Angela Fawcett, a member of Friends of Crab Cove, referenced the vitriol Wednesday night, while describing the group as a “grassroots movement for justice.” “Many have called us heartless, soulless and horrible people,” Fawcett told the council. “The America I grew up in, we have rights, we have a voice, opportunities for input, and to be heard.”

Fawcett added the promises in Measure WW have been broken. “Instead we’re getting a parking lot and a maintenance yard.” The parcel is too high-density for what Alameda Point Collaborative Executive Director Doug Biggs is prescribing for the property, while also citing traffic concerns.

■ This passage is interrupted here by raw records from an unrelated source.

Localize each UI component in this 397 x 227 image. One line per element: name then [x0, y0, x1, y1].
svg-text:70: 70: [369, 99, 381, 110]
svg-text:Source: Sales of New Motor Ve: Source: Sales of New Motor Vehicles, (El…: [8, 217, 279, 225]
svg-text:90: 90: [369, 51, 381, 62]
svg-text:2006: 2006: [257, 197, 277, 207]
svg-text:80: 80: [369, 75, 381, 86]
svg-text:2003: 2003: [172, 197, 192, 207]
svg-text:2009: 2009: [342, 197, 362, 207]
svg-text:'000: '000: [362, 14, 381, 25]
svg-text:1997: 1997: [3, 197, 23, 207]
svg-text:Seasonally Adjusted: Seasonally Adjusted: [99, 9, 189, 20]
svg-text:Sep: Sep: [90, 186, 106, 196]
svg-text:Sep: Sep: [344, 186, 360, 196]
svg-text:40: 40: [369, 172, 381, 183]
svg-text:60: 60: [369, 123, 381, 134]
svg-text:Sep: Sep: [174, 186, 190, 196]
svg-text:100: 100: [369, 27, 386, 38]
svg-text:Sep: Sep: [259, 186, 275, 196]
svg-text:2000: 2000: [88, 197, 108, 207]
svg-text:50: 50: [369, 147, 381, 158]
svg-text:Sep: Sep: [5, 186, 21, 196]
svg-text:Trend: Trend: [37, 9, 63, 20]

The surplus property on McKay Avenue was lawfully gained, Biggs told the council. “I want the same safe community my neighbors want and I also want a place where elderly and the medically fragile homeless can stay with dignity, get medical health services that improve their life and saves millions in health care costs.”

Furthermore, putting the project on hold until a November 2020 election will be costly for the Alameda Point Collaborative, in terms of project overruns and penalties included in its lease, he told the council. It’s a sentiment the council ultimately shared Wednesday night, as they argued the prohibitive cost of an April 2019 special election is actually much less than the alternative than the “tens of millions of dollars” that could be lost by waiting almost two years.

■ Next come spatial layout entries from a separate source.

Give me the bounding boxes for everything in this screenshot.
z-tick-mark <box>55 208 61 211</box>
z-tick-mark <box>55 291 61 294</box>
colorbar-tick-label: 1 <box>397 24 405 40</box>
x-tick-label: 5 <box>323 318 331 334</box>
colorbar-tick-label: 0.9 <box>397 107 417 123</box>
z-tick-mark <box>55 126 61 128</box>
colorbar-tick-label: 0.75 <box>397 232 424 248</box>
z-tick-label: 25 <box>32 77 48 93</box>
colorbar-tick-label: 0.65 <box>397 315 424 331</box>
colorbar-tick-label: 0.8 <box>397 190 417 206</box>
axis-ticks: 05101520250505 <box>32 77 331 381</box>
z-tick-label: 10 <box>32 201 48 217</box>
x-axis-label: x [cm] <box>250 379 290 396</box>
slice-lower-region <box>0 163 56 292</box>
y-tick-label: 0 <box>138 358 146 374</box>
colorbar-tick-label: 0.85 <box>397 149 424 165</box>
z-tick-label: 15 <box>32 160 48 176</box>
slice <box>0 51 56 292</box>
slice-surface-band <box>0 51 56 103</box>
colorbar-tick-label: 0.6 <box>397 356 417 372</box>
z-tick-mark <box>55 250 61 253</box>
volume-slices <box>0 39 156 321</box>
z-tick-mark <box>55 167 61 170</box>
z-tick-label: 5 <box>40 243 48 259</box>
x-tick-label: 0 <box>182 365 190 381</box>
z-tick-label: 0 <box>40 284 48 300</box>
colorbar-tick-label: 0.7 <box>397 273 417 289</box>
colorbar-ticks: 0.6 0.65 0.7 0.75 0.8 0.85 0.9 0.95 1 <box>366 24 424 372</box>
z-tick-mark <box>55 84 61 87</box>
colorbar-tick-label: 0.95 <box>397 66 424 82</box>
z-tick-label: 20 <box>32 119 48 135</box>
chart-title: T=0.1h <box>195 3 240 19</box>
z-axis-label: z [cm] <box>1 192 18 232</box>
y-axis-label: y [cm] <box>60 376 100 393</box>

Special election are prohibitively expensive as opposed to primary and general elections because local cities are not able to defray the registrar’s costs of running the election across multiple jurisdictions.

The tenacity of Alameda voters will certainly be tested just five months after a November election in which more than 70 percent of registered voters cast a ballot. Voter fatigue and low voter-turnout is often a hallmark of special elections, especially those held so soon after contentious elections. Additionally problematic for turnout next April is the fact Alameda voters will not be allowed the convenience of casting a Vote-By-Mail ballot. Alameda City Clerk Lara Weisinger told the council Wednesday it was determined the initiative did not reach certain parameters to qualify as a Vote-By-Mail-only election. Some estimate voter turnout on April 9 could be somewhere in the teens.

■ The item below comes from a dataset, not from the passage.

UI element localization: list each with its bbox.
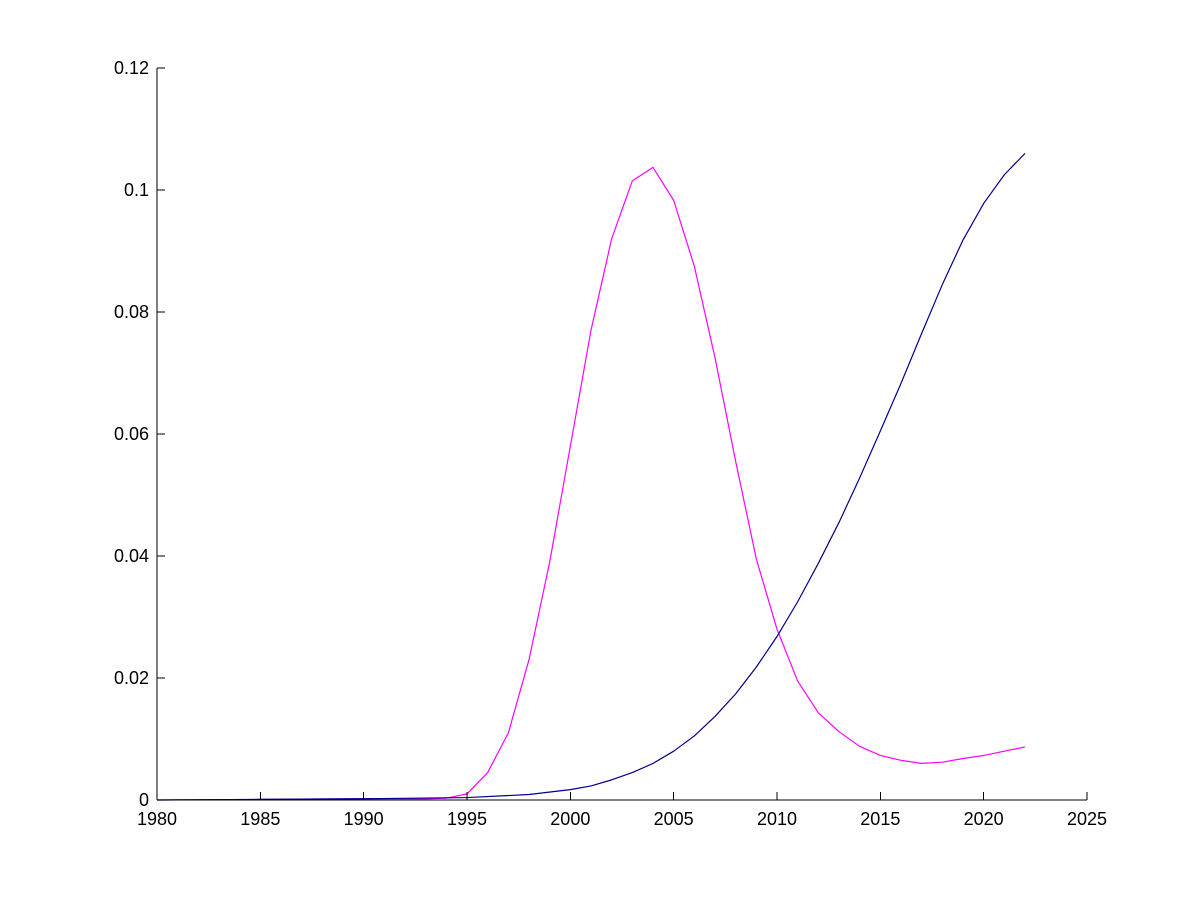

But the council’s approval of an expensive special elections could also be used as cudgel to frame the initiative’s proponents as wasting taxpayers’ money. It’s a scenario Friends of Crab Cove appear cognizant about, telling the council they preferred a less expensive spot on the November 2020 ballot. “It’s on you” Fawcett told the council if they choose to hold the election this April. Councilmember Tony Daysog, the lone vote against the April special election, also preferred waiting until November 2020, saying he was not convince Alameda Point Collaborative will indeed be financially hurt by the wait.

Alameda Councilmember John Knox White believes language in the ballot measure is false and urged the council to legally challenge some of the assertions, primarily the framing of the initiative as “open space.” He also told the measure’s proponents that the initiative is a “lost cause” and urged them to withdraw it. “Don’t do this to our community. It’s time for healing,” he said. A new law allows proponents to withdraw an initiative within 88 days of the election.

The McKay Avenue property is not open space as the initiative’s proponents contend, said Councilmember Malia Vella, “It’s just not being used. It could also be urban blight and this is what this parcel has become.” If the measure is approved, she added, it will put other city funds at risk and jeopardize funding for other parks in Alameda.

Several councilmembers rebutted a repeated claim by Friend of Crab Cove that the property was already spoken for through voter approval of the park district’s Measure WW a decade ago. “We can’t be held responsible for what they told us to vote for is truth or untruth,” said Councilmember Jim Oddie.

Although voters approved Measure WW in 2008, Alameda Assistant City Attorney Celena Chen said the federal government’s plan for classifying the property as surplus was determined three years earlier. “The intent was clear to both the federal government and park district before it was placed before voters in 2008,” said Chen. The parcel was divided in 2015, she added.